El primer ataque fue devastador. Sin embargo, los que vinieron después fueron los que me transformaron rápidamente en una mujer incapaz de llevar una vida normal. Me volví una niña que necesitaba compañía para hacer hasta lo más simple. Dejé de conducir, de ir al supermercado y de asistir a reuniones laborales. Me despertaba en la madrugada y llamaba a emergencias como si fuese a pedir una pizza. Hasta que una mañana me encontré en un hospital convencida de que estaba sufriendo un ataque al corazón y terminado ingresada.
El diagnóstico inesperado
El médico de guardia, un especialista en emergencias, me ordenó varios estudios. Al final del día, él, con su bata blanca, me informó que no había hallado nada grave y que debía acudir a un psicólogo. Lo que mi cuerpo experimentaba estaba en mi mente. Me dio un papel con un teléfono y diagnosticó aquello que, aunque incómodo, llegaba a tiempo: “es un ataque de pánico”.
Pocos días antes me habían hecho una biopsia mamaria. Estar despierta y sin poder mover los brazos mientras el médico trabajaba fue indescriptible. Las lágrimas caían, y no podía hacer nada para detenerlas. En un momento, la enfermera notó que temblaba y dijo: “A partir de ahora, es lo mismo pero muchas veces”. Pregunté cuántas, pero no respondió.
Momentos de pánico y recuperación
Era joven, madre de dos niñas y sin antecedentes familiares que sugirieran un cáncer. Años después, la muerte de mi abuela por esa enfermedad me enseñó que el futuro a menudo nos susurra advertencias. Cerca de mí, mi cuñada había enfermado y había perdido a su madre por un tumor, lo cual me ponía en el umbral de la proximidad de la enfermedad.
El paseo en bicicleta fue uno de los primeros “permisos” que me permití al empezar mi recuperación.
Sábado, tres semanas después. La biopsia resultó favorable. Estaba leyendo en el sofá de mi casa cuando un mareo me sorprendió. Pensé que era mi vista cansada y me incorporé, solo para sentirme más desorientada. Galletas saladas llenaban un plato cerca, y empecé a comer. Creí que tenía la presión baja, pero el malestar solo empeoraba.
Llegué al consultorio de R., acompañada y masticando un dulce. Durante esos días de miedo, noté que un caramelo podía calmar los inicios de un ataque. Así, adquirí una costumbre prácticamente compulsiva.
En mi primera consulta comí unos diez. R. me asignó una única tarea: dejar los caramelos. “Lo que haces se llama conducta de reaseguro”, explicó. Seguí con mi “seguro”, que era un respaldo para mi mente.
Pequeñas victorias
Días después, llegué al consultorio vestida de forma elegante para un cumpleaños. Sin embargo, R. sugirió salir a caminar. Trotamos por el barrio, y en cada esquina pensé que caería. Mi bolso rebotaba, las miradas curiosas se posaban en mí, pero completé el recorrido. “Sobreviviste”, dijo R. entre risas. Fue la primera vez que me reí de mi miedo.
Incorporé actividades que me hacían bien: dibujar, tocar la guitarra, y clases de DJ. Leer y escribir seguían siendo difíciles, pero encontré refugio en películas superficiales. Las voces funcionaban como terapia sonora.

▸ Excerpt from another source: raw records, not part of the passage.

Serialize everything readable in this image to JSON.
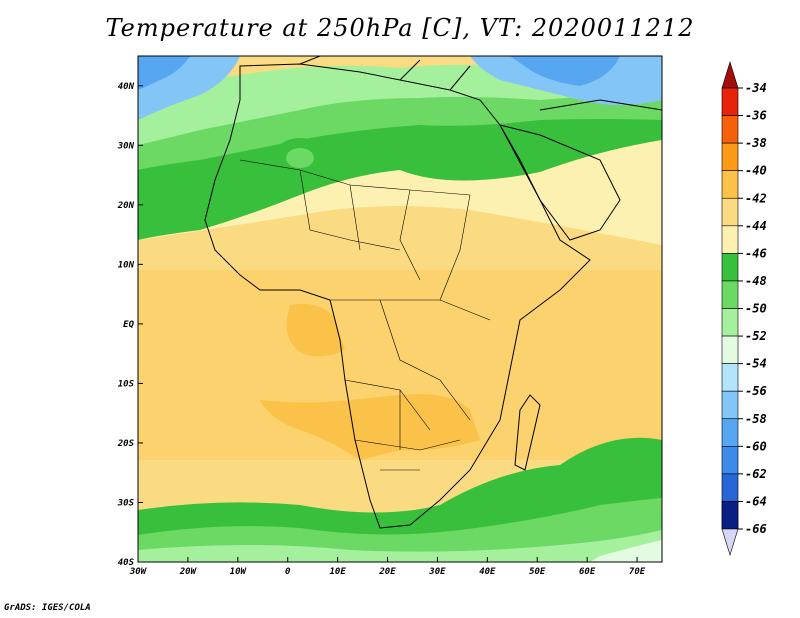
{
  "title": "Temperature at 250hPa [C], VT: 2020011212",
  "footer": "GrADS: IGES/COLA",
  "map": {
    "lon_range": [
      -30,
      75
    ],
    "lat_range": [
      -40,
      45
    ],
    "lon_ticks": [
      {
        "value": -30,
        "label": "30W"
      },
      {
        "value": -20,
        "label": "20W"
      },
      {
        "value": -10,
        "label": "10W"
      },
      {
        "value": 0,
        "label": "0"
      },
      {
        "value": 10,
        "label": "10E"
      },
      {
        "value": 20,
        "label": "20E"
      },
      {
        "value": 30,
        "label": "30E"
      },
      {
        "value": 40,
        "label": "40E"
      },
      {
        "value": 50,
        "label": "50E"
      },
      {
        "value": 60,
        "label": "60E"
      },
      {
        "value": 70,
        "label": "70E"
      }
    ],
    "lat_ticks": [
      {
        "value": 40,
        "label": "40N"
      },
      {
        "value": 30,
        "label": "30N"
      },
      {
        "value": 20,
        "label": "20N"
      },
      {
        "value": 10,
        "label": "10N"
      },
      {
        "value": 0,
        "label": "EQ"
      },
      {
        "value": -10,
        "label": "10S"
      },
      {
        "value": -20,
        "label": "20S"
      },
      {
        "value": -30,
        "label": "30S"
      },
      {
        "value": -40,
        "label": "40S"
      }
    ]
  },
  "legend": {
    "levels": [
      {
        "label": "-34",
        "color": "#e8230c"
      },
      {
        "label": "-36",
        "color": "#f6600b"
      },
      {
        "label": "-38",
        "color": "#fb9a16"
      },
      {
        "label": "-40",
        "color": "#fbc24a"
      },
      {
        "label": "-42",
        "color": "#fbdb82"
      },
      {
        "label": "-44",
        "color": "#fdf1b1"
      },
      {
        "label": "-46",
        "color": "#38bf3c"
      },
      {
        "label": "-48",
        "color": "#6cd965"
      },
      {
        "label": "-50",
        "color": "#a5f09d"
      },
      {
        "label": "-52",
        "color": "#e2fbe1"
      },
      {
        "label": "-54",
        "color": "#b2e4fb"
      },
      {
        "label": "-56",
        "color": "#84c5f7"
      },
      {
        "label": "-58",
        "color": "#57a6f2"
      },
      {
        "label": "-60",
        "color": "#3c8ae9"
      },
      {
        "label": "-62",
        "color": "#2666d6"
      },
      {
        "label": "-64",
        "color": "#1446b8"
      },
      {
        "label": "-66",
        "color": "#0a1f84"
      }
    ],
    "top_arrow_color": "#a20d0d",
    "bottom_arrow_color": "#d6d6f6"
  }
}
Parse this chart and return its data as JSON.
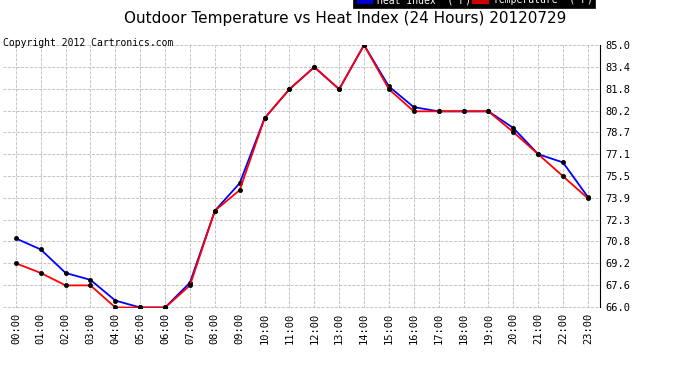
{
  "title": "Outdoor Temperature vs Heat Index (24 Hours) 20120729",
  "copyright": "Copyright 2012 Cartronics.com",
  "ylim": [
    66.0,
    85.0
  ],
  "yticks": [
    66.0,
    67.6,
    69.2,
    70.8,
    72.3,
    73.9,
    75.5,
    77.1,
    78.7,
    80.2,
    81.8,
    83.4,
    85.0
  ],
  "ytick_labels": [
    "66.0",
    "67.6",
    "69.2",
    "70.8",
    "72.3",
    "73.9",
    "75.5",
    "77.1",
    "78.7",
    "80.2",
    "81.8",
    "83.4",
    "85.0"
  ],
  "hours": [
    0,
    1,
    2,
    3,
    4,
    5,
    6,
    7,
    8,
    9,
    10,
    11,
    12,
    13,
    14,
    15,
    16,
    17,
    18,
    19,
    20,
    21,
    22,
    23
  ],
  "temperature": [
    69.2,
    68.5,
    67.6,
    67.6,
    66.0,
    66.0,
    66.0,
    67.6,
    73.0,
    74.5,
    79.7,
    81.8,
    83.4,
    81.8,
    85.0,
    81.8,
    80.2,
    80.2,
    80.2,
    80.2,
    78.7,
    77.1,
    75.5,
    73.9
  ],
  "heat_index": [
    71.0,
    70.2,
    68.5,
    68.0,
    66.5,
    66.0,
    66.0,
    67.8,
    73.0,
    75.0,
    79.7,
    81.8,
    83.4,
    81.8,
    85.0,
    82.0,
    80.5,
    80.2,
    80.2,
    80.2,
    79.0,
    77.1,
    76.5,
    74.0
  ],
  "temp_color": "#ff0000",
  "heat_color": "#0000ff",
  "bg_color": "#ffffff",
  "grid_color": "#bbbbbb",
  "legend_heat_bg": "#0000cc",
  "legend_temp_bg": "#cc0000",
  "legend_text_color": "#ffffff",
  "title_fontsize": 11,
  "copyright_fontsize": 7,
  "tick_fontsize": 7.5,
  "legend_fontsize": 7
}
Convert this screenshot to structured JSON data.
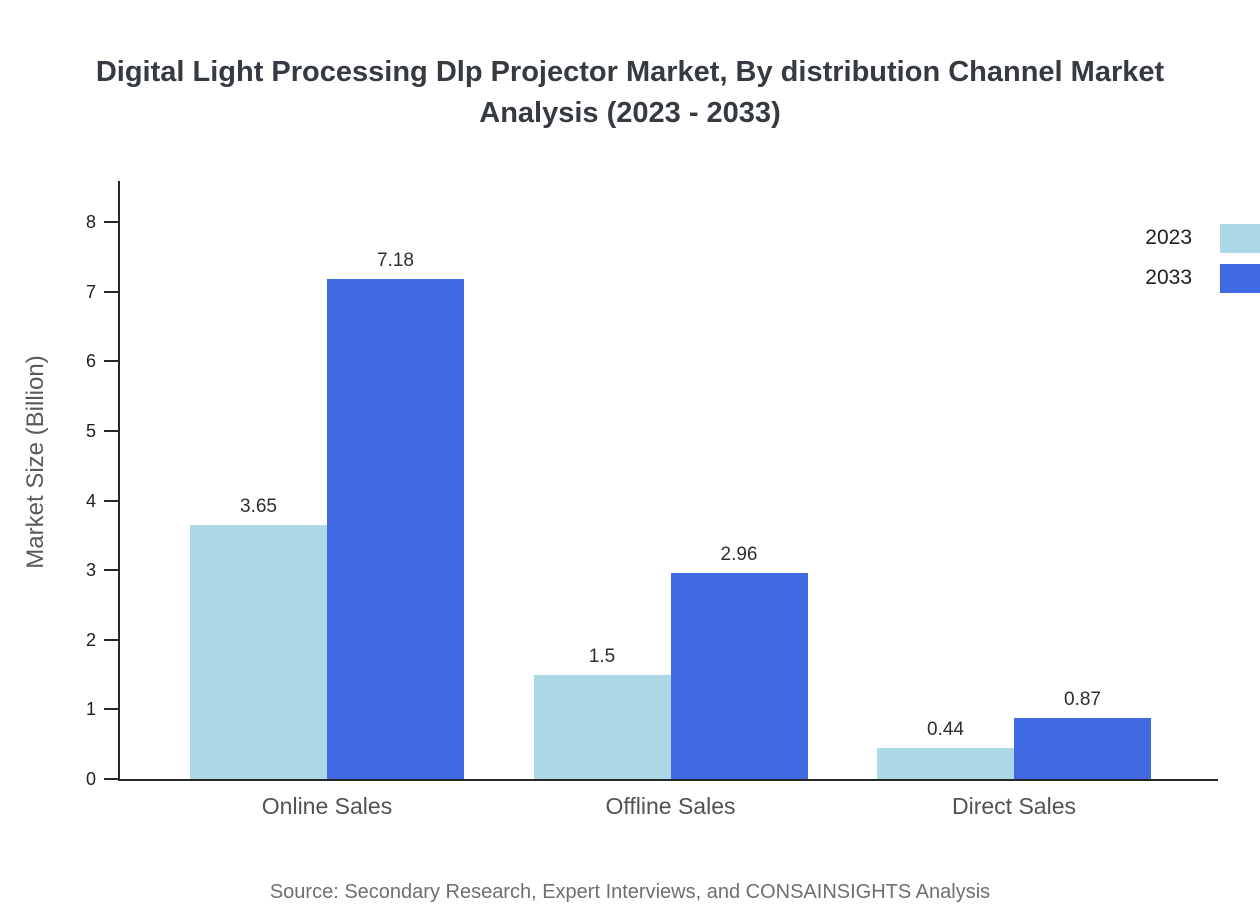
{
  "source": "Source: Secondary Research, Expert Interviews, and CONSAINSIGHTS Analysis",
  "chart_data": {
    "type": "bar",
    "title": "Digital Light Processing Dlp Projector Market, By distribution Channel Market Analysis (2023 - 2033)",
    "categories": [
      "Online Sales",
      "Offline Sales",
      "Direct Sales"
    ],
    "series": [
      {
        "name": "2023",
        "color": "#ADD8E6",
        "values": [
          3.65,
          1.5,
          0.44
        ]
      },
      {
        "name": "2033",
        "color": "#4169E1",
        "values": [
          7.18,
          2.96,
          0.87
        ]
      }
    ],
    "xlabel": "",
    "ylabel": "Market Size (Billion)",
    "ylim": [
      0,
      8
    ],
    "yticks": [
      0,
      1,
      2,
      3,
      4,
      5,
      6,
      7,
      8
    ],
    "grid": false,
    "legend_position": "top-right"
  }
}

Un día, después de aprender a gestionar mis ataques, R. sugirió explorar las raíces del miedo. Le hablé de un embarazo ectópico años atrás. Mi trompa se había roto en la semana doce de gestación. Feto sin posibilidades, operación de urgencia. La intervención que me salvó se llevó al bebé. No tenía nombre ni apellido cuando fue a parar en un frasco a un museo de medicina.
Una psicóloga, experta en duelos, había insinuado que fue un embarazo no deseado. Esa insinuación me atormentaba. Me marché de inmediato.
La ansiedad y el pánico son problemas globales. Personalmente, veo la ansiedad como un reflejo del ritmo del mundo actual. Un planeta hiperacelerado que exige producción y felicidad inalcanzables. Miedo a muchas formas de muerte, a no encajar, a la soledad. Nos movemos buscando ser elegidos, cargando nuestra propia condena.
Me llevó dos años superar los ataques, y me describo como una ansiosa en recuperación. No soy amante del silencio o la meditación, pero he aprendido a disminuir el ruido en mi mente. La culpa del embarazo perdido se desvaneció, y pude volver a leer y escribir. Atravesar el dolor no me hizo más fuerte, pero sí más tolerante a mi vulnerabilidad.
Cada vez que me reunía con R. nos reíamos más. En esas risas, nació la idea para “Barullo”, mi primera novela. Aunque la literatura no busca ser terapia, cuánto habría deseado un libro que dijera “esto también pasará” en mis peores momentos.